Przed nauką czacha miała jedno małe pekniecie od sruby szyby (ktorej nie ma na fotce), zostala za mocno przykrecona i pojawilo sie pekniecie. Pozniej po kazdym twardym ladowaniu pekniecie powiekszalo sie. Przerazilem jak lecialem raz na kole a tu czolowa duza sruba od czachy wyleciała gdzies za mnie :D (dlatego na fotce jest zwykla szesciokątna - teraz juz oryginal). Czacha zostala pospawana (z dwoch stron) i dalej jezdze na kole i od dwoch miesiecy nie peka ponownie, ale i tak szukam powoli zadbanej czaszy w moim malowaniu.

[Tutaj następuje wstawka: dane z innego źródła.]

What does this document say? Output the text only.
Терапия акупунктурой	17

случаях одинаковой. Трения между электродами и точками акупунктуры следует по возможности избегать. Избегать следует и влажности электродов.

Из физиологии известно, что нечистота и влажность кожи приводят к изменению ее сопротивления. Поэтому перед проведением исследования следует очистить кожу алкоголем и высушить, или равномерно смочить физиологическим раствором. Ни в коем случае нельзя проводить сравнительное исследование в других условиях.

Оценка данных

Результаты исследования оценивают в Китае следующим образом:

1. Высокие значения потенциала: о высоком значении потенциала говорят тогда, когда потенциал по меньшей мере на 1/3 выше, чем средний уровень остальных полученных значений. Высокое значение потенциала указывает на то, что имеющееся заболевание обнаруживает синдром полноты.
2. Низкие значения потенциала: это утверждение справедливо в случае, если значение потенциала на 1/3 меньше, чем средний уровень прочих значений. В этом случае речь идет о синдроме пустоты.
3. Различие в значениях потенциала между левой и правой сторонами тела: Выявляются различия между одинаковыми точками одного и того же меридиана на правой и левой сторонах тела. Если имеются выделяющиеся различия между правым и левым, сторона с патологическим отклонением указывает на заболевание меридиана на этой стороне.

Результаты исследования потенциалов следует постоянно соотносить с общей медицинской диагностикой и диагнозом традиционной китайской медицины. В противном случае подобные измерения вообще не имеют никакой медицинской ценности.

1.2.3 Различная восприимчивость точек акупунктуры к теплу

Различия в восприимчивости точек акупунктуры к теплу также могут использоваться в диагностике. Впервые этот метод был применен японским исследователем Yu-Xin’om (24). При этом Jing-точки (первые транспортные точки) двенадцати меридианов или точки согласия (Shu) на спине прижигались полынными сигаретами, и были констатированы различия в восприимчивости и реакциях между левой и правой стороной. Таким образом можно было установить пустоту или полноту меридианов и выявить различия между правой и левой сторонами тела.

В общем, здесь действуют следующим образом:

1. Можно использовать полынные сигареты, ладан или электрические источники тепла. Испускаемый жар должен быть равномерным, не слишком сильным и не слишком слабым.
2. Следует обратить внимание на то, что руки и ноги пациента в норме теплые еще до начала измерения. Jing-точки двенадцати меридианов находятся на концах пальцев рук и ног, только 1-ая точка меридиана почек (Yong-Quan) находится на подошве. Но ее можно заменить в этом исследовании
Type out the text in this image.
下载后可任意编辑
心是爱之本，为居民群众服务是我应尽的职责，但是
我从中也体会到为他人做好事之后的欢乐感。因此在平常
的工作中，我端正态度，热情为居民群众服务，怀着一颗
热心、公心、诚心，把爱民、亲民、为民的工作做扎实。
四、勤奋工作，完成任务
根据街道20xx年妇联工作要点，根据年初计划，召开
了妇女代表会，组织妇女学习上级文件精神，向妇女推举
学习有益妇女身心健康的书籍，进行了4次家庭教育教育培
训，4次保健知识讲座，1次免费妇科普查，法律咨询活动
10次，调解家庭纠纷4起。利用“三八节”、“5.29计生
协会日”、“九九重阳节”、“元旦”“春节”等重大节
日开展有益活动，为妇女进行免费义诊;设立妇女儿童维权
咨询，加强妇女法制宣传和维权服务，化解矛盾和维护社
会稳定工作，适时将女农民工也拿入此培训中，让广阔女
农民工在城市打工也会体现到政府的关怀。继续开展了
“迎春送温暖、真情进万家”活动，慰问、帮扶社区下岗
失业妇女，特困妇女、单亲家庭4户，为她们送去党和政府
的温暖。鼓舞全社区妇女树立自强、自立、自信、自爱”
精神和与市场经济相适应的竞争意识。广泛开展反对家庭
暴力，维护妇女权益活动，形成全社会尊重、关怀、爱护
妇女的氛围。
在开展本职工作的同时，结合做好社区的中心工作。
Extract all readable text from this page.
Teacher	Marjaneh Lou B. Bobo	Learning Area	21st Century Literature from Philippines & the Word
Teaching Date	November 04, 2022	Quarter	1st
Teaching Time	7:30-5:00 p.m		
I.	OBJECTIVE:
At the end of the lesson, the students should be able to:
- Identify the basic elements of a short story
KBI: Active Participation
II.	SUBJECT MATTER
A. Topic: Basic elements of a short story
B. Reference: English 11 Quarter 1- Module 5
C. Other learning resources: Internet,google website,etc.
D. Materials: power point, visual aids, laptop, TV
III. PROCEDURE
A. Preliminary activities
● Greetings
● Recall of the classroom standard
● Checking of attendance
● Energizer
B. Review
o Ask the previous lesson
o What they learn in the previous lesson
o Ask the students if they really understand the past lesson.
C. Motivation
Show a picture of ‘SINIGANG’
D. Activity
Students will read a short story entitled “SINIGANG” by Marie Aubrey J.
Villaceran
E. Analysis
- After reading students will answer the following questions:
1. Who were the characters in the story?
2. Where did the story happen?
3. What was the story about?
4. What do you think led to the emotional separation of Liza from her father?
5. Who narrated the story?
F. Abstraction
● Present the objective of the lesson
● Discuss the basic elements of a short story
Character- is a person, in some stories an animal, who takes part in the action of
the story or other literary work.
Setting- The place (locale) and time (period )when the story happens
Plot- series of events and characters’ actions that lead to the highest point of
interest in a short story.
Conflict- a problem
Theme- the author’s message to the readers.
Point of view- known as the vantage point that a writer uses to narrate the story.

Post: 24 kwietnia 2010, 00:22
autor: nikor11
Panowie trzeba wzmocnić pęknięcia siateczką: http://allegro.pl/item991738070_siatka_ ... 1_5mm.html
I zapraszam do obejrzenia:
http://www.youtube.com/watch?v=er9Pbtzi ... re=related

Post: 24 kwietnia 2010, 00:57
autor: sasza_19
ja dałem do spawania uchwyty czaszy w 929 i 3 co byly klejone (koleś wzmocnij grubo nadlał) są do tej pory - jeden co uchował sie w orginale niestety pękł .. :( oczywiscie wszystko to sie dzieje od latania na jednym i mocnych upadków albo od tych polskich dziooooor..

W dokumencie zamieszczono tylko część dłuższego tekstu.